Белодед, Афанасьев и Ряжских выходят из палаты. Курбатов откидывается на подушку. Молча лежит. Слышен гудок парохода. Курбатов, поднявшись, прислушивается. Еще протяжней гудок. Входит Джеймс.
(Не видит его, шепчет). Ничего... Спокойствие... Выдержка. Главное — выдержка.
«Спит ковыль. Равнина дорогая, И свинцовой свежести полынь. Никакая родина другая Не вольет мне в грудь мою теплынь». Джеймс. Что с вами?
Курбатов. Так, ничего... Вспомнил Есенина.
Джеймс. Кто это?
Курбатов. Есенин? Поэт. Вы не знаете?
Джеймс. Нет.
Курбатов. Тогда вы ничего не знаете.
Входит Нелли.
Джеймс. А вы расскажите — я и узнаю.
Курбатов (после паузы). Хорошо... Слушайте.

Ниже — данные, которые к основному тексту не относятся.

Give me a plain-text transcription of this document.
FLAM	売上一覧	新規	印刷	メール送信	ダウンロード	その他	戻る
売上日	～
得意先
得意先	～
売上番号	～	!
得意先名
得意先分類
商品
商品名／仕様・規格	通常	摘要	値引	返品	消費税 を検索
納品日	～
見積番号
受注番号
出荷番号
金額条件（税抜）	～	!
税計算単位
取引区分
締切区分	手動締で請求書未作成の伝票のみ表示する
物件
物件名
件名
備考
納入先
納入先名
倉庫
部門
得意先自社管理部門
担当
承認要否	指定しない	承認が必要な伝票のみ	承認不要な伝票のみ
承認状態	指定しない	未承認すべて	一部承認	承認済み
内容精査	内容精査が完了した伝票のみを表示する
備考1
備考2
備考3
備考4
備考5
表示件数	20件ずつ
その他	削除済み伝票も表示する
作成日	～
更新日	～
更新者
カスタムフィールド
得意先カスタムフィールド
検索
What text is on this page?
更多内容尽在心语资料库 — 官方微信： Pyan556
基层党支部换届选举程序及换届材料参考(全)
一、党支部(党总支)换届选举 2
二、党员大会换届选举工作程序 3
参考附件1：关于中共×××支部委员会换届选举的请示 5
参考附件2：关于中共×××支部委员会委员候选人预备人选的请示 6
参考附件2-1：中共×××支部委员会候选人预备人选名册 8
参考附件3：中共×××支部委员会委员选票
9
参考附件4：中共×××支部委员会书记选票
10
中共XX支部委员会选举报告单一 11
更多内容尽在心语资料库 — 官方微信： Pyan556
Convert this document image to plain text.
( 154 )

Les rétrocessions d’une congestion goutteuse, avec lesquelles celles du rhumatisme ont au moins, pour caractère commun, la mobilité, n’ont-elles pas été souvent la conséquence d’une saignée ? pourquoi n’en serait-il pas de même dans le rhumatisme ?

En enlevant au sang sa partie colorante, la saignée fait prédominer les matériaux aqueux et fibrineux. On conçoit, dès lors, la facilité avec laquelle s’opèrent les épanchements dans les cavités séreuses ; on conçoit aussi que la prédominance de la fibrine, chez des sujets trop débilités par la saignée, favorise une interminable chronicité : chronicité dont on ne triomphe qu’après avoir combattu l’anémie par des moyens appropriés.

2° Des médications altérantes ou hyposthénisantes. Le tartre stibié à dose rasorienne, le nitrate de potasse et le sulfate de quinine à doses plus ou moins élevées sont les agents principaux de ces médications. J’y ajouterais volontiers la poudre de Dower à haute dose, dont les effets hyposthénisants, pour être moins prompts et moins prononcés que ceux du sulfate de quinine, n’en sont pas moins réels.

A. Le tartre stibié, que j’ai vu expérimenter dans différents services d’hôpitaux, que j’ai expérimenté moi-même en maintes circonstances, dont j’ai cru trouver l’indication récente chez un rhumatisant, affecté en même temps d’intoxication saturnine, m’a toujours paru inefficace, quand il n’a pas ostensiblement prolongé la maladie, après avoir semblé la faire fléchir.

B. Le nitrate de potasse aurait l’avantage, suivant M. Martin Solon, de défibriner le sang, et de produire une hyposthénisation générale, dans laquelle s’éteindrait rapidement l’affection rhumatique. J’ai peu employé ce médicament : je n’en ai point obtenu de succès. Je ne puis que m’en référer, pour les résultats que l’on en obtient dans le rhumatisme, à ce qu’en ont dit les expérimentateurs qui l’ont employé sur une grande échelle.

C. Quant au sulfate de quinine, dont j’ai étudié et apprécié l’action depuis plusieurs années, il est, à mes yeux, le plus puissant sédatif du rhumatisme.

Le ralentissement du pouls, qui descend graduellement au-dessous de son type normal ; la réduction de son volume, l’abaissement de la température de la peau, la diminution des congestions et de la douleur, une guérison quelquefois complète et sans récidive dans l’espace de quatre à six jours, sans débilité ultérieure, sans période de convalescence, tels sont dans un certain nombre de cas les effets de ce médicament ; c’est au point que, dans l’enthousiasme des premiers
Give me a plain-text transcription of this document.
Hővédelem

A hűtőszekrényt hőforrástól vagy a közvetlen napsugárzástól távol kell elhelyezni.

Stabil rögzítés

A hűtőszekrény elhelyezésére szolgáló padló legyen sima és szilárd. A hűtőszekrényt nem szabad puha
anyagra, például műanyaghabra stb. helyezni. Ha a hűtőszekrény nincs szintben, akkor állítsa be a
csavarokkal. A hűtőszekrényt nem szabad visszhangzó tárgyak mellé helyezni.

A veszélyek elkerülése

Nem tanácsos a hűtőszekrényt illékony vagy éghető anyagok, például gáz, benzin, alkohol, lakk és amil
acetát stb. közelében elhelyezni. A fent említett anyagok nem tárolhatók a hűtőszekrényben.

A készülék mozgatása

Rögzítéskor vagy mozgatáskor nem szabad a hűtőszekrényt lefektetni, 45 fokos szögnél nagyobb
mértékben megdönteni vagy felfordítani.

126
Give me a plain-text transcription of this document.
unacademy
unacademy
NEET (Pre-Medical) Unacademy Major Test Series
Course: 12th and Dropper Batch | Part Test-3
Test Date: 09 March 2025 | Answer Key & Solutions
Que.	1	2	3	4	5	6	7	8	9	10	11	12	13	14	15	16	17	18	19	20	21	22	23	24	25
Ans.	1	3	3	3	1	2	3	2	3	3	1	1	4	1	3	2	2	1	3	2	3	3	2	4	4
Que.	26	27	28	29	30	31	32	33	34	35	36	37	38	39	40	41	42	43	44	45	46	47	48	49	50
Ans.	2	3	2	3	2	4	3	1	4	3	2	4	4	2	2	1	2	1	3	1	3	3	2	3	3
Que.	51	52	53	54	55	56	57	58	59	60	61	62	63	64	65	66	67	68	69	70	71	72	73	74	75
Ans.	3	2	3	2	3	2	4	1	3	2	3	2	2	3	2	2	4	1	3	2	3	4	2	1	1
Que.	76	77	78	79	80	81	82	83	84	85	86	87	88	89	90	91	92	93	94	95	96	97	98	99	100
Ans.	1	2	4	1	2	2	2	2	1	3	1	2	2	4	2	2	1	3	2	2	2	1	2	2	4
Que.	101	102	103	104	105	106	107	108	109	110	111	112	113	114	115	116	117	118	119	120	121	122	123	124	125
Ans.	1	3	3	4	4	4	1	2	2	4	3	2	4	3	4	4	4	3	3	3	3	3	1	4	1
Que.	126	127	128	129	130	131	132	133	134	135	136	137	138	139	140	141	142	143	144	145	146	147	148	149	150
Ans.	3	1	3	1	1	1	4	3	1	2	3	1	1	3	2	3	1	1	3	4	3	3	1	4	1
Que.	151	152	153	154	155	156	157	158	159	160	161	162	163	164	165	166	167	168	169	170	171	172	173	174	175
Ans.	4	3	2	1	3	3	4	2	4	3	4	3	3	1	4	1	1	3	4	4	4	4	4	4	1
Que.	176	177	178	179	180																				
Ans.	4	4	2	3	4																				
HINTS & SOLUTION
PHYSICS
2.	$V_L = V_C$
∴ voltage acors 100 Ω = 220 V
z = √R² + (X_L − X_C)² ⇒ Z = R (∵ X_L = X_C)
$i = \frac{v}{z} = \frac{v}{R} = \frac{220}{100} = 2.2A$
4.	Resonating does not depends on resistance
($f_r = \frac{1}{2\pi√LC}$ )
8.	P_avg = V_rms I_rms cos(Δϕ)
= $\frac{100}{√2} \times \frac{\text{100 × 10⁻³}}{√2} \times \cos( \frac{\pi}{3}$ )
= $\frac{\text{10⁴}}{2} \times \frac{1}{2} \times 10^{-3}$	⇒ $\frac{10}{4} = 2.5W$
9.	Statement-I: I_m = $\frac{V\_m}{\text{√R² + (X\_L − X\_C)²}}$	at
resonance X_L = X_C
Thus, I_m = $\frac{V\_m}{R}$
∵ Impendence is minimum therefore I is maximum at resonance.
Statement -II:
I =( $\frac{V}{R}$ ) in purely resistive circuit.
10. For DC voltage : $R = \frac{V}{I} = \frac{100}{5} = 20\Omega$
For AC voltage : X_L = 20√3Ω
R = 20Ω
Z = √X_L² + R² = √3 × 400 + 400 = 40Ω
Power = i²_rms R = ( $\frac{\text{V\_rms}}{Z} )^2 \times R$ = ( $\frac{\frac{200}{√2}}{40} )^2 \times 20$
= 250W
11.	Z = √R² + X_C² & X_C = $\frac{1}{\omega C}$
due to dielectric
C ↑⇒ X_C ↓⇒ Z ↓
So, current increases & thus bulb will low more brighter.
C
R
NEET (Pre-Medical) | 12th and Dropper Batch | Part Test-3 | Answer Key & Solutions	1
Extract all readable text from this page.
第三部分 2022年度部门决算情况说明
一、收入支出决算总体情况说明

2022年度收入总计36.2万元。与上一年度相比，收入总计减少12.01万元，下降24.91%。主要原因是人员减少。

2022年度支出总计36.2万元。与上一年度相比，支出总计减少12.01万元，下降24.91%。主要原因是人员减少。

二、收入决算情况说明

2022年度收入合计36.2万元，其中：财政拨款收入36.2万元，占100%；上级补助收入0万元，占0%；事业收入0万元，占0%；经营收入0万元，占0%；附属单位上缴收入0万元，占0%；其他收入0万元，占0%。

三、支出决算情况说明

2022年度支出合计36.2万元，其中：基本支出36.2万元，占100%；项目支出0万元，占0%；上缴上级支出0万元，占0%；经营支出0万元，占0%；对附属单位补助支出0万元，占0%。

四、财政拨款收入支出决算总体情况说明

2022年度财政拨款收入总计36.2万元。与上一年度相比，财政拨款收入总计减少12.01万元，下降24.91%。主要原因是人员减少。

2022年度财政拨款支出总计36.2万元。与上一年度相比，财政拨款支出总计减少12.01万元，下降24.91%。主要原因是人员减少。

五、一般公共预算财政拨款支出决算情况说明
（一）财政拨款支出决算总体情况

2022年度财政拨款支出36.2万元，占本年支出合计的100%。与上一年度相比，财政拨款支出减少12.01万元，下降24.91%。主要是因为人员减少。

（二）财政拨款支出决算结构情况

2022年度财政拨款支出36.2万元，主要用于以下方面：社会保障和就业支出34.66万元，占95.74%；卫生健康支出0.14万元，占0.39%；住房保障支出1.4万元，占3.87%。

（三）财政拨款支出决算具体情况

«Знать, у всех у нас такая участь, И, пожалуй, всякого спроси — Радуясь, свирепствуя и мучась, Хорошо живется на Руси. Свет луны, таинственный и длинный, Плачут вербы, шепчут тополя, Но никто под окрик журавлиный Не разлюбит отчие поля. И теперь, когда вот новым светом И моей коснулась жизнь судьбы, Все равно остался я поэтом Золотой бревенчатой избы. По ночам, прижавшись к изголовью, Вижу я, как сильного врага, Как чужая юность брызжет новью На мои поляны и луга. Но и все же, новью той теснимый, Я могу прочувственно пропеть: Дайте мне на родине любимой, Все любя, спокойно умереть!»